Still, even this questionable bit of Christian triumphalism (Monteverdi was a priest, remember) is rendered with sublime delicacy (indeed, poor Clorinda's death is almost overwhelmingly poignant) and the rest of Tancredi e Clorinda is simply terrific. Monteverdi literally invented the tremolo for the piece (that's right, before Tancredi e Clorinda nobody had ever heard a tremolo), explicitly demanded very precise pizzicatos to convey the thwacks of the lovers' swords, and in general called for a wild dynamic that in its day was thought crazy. And to be honest, battle music really hasn't gotten that much better over the past four centuries - Tancredi e Clorinda still thrills, and the narration is a hoot, with the lovers' vows framed by "he said" and "she said" from the narrator, as if we were simultaneously listening to an opera and watching a silent movie. Both Tancredi and Clorinda were ably embodied by bass Bradford Gleim and soprano Mary Wilson, and Aaron Sheehan, though stepping in at the last moment, made quite the dashing narrator.  (He had to dash, as this was the one time in the program Pearlman's tempo approached a gallop.)

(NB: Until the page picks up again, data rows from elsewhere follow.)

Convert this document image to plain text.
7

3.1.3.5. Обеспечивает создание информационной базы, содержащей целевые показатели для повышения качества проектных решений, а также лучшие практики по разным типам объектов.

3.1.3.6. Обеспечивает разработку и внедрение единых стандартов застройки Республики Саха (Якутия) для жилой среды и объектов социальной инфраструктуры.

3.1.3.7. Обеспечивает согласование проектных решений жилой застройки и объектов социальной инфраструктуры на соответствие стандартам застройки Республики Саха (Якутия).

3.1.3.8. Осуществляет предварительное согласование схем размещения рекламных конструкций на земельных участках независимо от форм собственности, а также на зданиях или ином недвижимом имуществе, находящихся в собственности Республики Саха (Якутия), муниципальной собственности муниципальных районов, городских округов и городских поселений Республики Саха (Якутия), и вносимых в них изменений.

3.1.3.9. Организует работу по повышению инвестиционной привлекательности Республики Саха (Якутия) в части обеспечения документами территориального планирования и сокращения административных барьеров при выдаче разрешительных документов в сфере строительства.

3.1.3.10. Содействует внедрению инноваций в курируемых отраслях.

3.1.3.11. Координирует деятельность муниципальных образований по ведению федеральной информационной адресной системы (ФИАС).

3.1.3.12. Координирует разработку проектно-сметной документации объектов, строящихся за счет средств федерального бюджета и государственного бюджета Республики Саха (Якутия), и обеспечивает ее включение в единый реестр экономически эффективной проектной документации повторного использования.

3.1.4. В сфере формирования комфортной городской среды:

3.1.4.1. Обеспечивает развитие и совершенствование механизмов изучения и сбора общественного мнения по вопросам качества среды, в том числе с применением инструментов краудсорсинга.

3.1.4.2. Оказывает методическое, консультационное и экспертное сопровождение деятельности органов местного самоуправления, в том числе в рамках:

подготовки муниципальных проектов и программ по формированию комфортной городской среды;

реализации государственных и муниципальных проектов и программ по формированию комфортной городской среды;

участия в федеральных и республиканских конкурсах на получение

The second half of the concert, though still remarkable, never reached quite the same musical and dramatic peaks.  It opened with sacred music by Heinrich Biber, mixed with two of the same composer's Mystery Sonatas, violin pieces devised to convey the 15 mysteries of the rosary.  The psalm settings and the Agnus Dei Pearlman had selected were lovely (and gave soprano Teresa Wakim,  alto Thea Lobo and tenor Murray Kidd a chance to shine), but it was the sonatas that threw off a strangely  memorable fire.  Each of the 15 is tuned - or "distuned" - in a particular way (which is too complicated to go into here), which gives the instrument an eccentric timbre, and gives the violinist a headache, probably (because of the unusual tuning of the instrument, each piece has its own bizarre key signature, too).  Add to that the fact that both of the sonatas on the program ("The Crucifixion" and "Assumption of the Virgin") seemed fiendishly difficult, and you can imagine the challenge facing concertmaster Christina Day Martinson.  She seemed unfazed by all this, however (but then she never seems fazed), and, working with two separate violins, carried off the sonatas with spirited verve (indeed, the final gigue from the "Assumption" was almost dizzying).

The crowning glory of the program was literally a discovery - an early Gloria by Handel that was only authenticated a few years ago.  To be honest, though very beautiful, the piece almost felt like a bit of an anti-climax after the impressively knotty Mystery Sonatas  - luckily, however, Mary Wilson returned to carry it off. Ms. Wilson's voice is just about perfect for Handel - her tone is ripe with sun, and her phrasings so flexible they seem to almost ripple. By the end of her beguiling performance, any and all sense of anticlimax had been banished.